Overview of Docker Agent and TLS SSL.

Document ID : KB000101573
Last Modified Date : 14/06/2018
Show Technical Document Details
Question:
How does Docker Agent work with TLS/SSL?
Environment:
APM 10.5/10.7
Answer:
This is how Docker Monitor works  
1. It connects to the docker daemon process through HTTP/S ( in 10.5.2 ) and through Unix Socket in 10.7 and collect performance metric & metadata about containers  
2. Connects to the enterprise manager to send the collected information  

In both cases, the DM agent is a client program .In the first case, the docker daemon is a server and on the second case EM is the server.
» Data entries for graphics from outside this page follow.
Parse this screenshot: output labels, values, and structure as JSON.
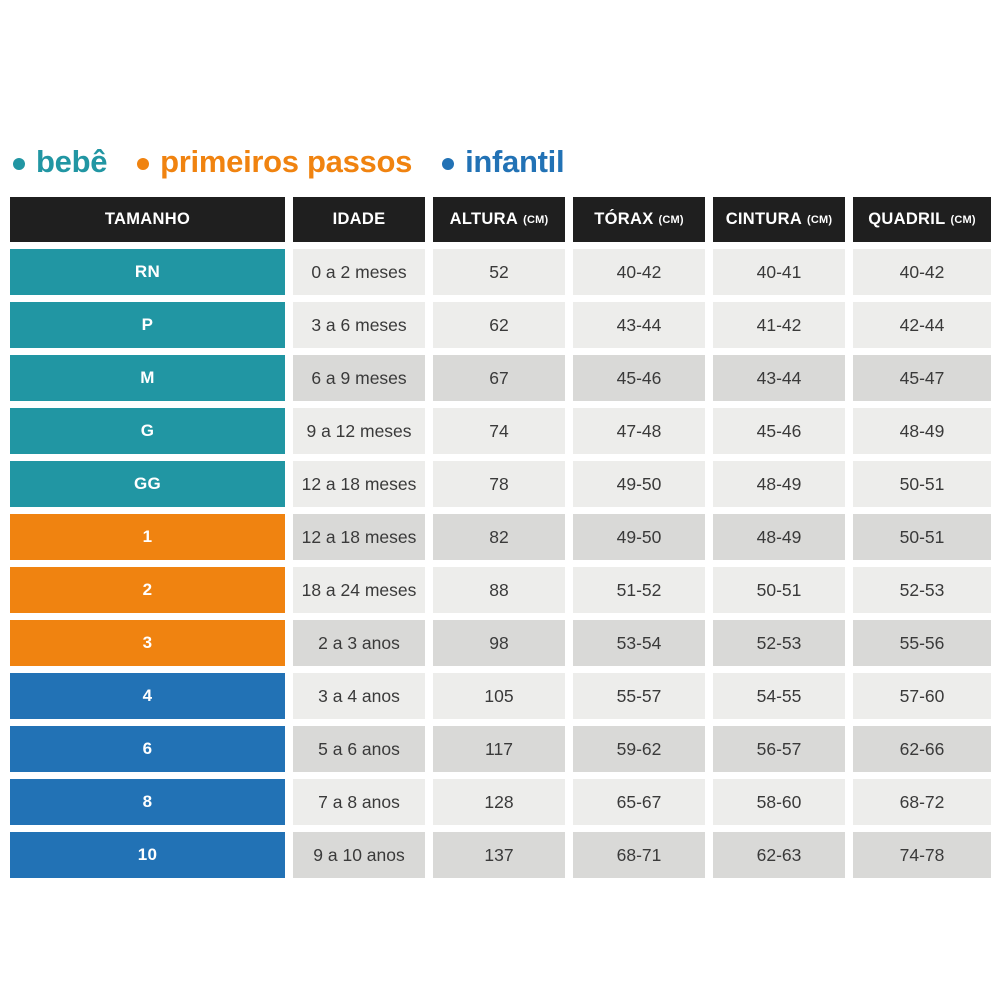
{
  "legend": {
    "items": [
      {
        "label": "bebê",
        "group": "bebe",
        "color": "#2196A3"
      },
      {
        "label": "primeiros passos",
        "group": "primeiros_passos",
        "color": "#F08310"
      },
      {
        "label": "infantil",
        "group": "infantil",
        "color": "#2272B5"
      }
    ]
  },
  "colors": {
    "bebe": "#2196A3",
    "primeiros_passos": "#F08310",
    "infantil": "#2272B5",
    "header_bg": "#1F1F1F",
    "row_light": "#EDEDEB",
    "row_dark": "#D9D9D7"
  },
  "chart_data": {
    "type": "table",
    "title": "",
    "columns": [
      {
        "label": "TAMANHO",
        "unit": ""
      },
      {
        "label": "IDADE",
        "unit": ""
      },
      {
        "label": "ALTURA",
        "unit": "(CM)"
      },
      {
        "label": "TÓRAX",
        "unit": "(CM)"
      },
      {
        "label": "CINTURA",
        "unit": "(CM)"
      },
      {
        "label": "QUADRIL",
        "unit": "(CM)"
      }
    ],
    "rows": [
      {
        "size": "RN",
        "group": "bebe",
        "shade": "light",
        "values": [
          "0 a 2 meses",
          "52",
          "40-42",
          "40-41",
          "40-42"
        ]
      },
      {
        "size": "P",
        "group": "bebe",
        "shade": "light",
        "values": [
          "3 a 6 meses",
          "62",
          "43-44",
          "41-42",
          "42-44"
        ]
      },
      {
        "size": "M",
        "group": "bebe",
        "shade": "dark",
        "values": [
          "6 a 9 meses",
          "67",
          "45-46",
          "43-44",
          "45-47"
        ]
      },
      {
        "size": "G",
        "group": "bebe",
        "shade": "light",
        "values": [
          "9 a 12 meses",
          "74",
          "47-48",
          "45-46",
          "48-49"
        ]
      },
      {
        "size": "GG",
        "group": "bebe",
        "shade": "light",
        "values": [
          "12 a 18 meses",
          "78",
          "49-50",
          "48-49",
          "50-51"
        ]
      },
      {
        "size": "1",
        "group": "primeiros_passos",
        "shade": "dark",
        "values": [
          "12 a 18 meses",
          "82",
          "49-50",
          "48-49",
          "50-51"
        ]
      },
      {
        "size": "2",
        "group": "primeiros_passos",
        "shade": "light",
        "values": [
          "18 a 24 meses",
          "88",
          "51-52",
          "50-51",
          "52-53"
        ]
      },
      {
        "size": "3",
        "group": "primeiros_passos",
        "shade": "dark",
        "values": [
          "2 a 3 anos",
          "98",
          "53-54",
          "52-53",
          "55-56"
        ]
      },
      {
        "size": "4",
        "group": "infantil",
        "shade": "light",
        "values": [
          "3 a 4 anos",
          "105",
          "55-57",
          "54-55",
          "57-60"
        ]
      },
      {
        "size": "6",
        "group": "infantil",
        "shade": "dark",
        "values": [
          "5 a 6 anos",
          "117",
          "59-62",
          "56-57",
          "62-66"
        ]
      },
      {
        "size": "8",
        "group": "infantil",
        "shade": "light",
        "values": [
          "7 a 8 anos",
          "128",
          "65-67",
          "58-60",
          "68-72"
        ]
      },
      {
        "size": "10",
        "group": "infantil",
        "shade": "dark",
        "values": [
          "9 a 10 anos",
          "137",
          "68-71",
          "62-63",
          "74-78"
        ]
      }
    ]
  }
}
Both of them can be configured so that it only accepts connections from clients providing a certificate trusted by your CA.  

This is the way you can configure docker daemon process to accept only authorized client  

https://docs.docker.com/engine/security/https/#create-a-ca-server-and-client-keys-with-openssl 

Look for HTTPS tunnelling and SSL section in the docops to find out how EM is configured . 

https://docops.ca.com/ca-apm/10-5/en/administrating/configure-the-workstation/http-tunneling-and-ssl 

Now, the docker monitor agent section :  
a) to connect to EM : follow https://docops.ca.com/ca-apm/10-5/en/implementing-agents/java-agent/configure-java-monitoring/configure-java-agent#ConfigureJavaAgent-ConnecttotheEnterpriseManageroverSSL  

2) to connect to Docker Daemon : Follow section 3 of https://docops.ca.com/ca-apm/10-5/en/implementing-agents/ca-apm-agentless-docker-monitor-and-container-flow-map/configure-the-agentless-docker-monitor  

With APM 10.7 - the Docker Monitor configuration is simple. It is done via Unix Socket. So, even if you configure yourdaemon process with TLS - we should be able to communicate without any configuration via the Unix socket.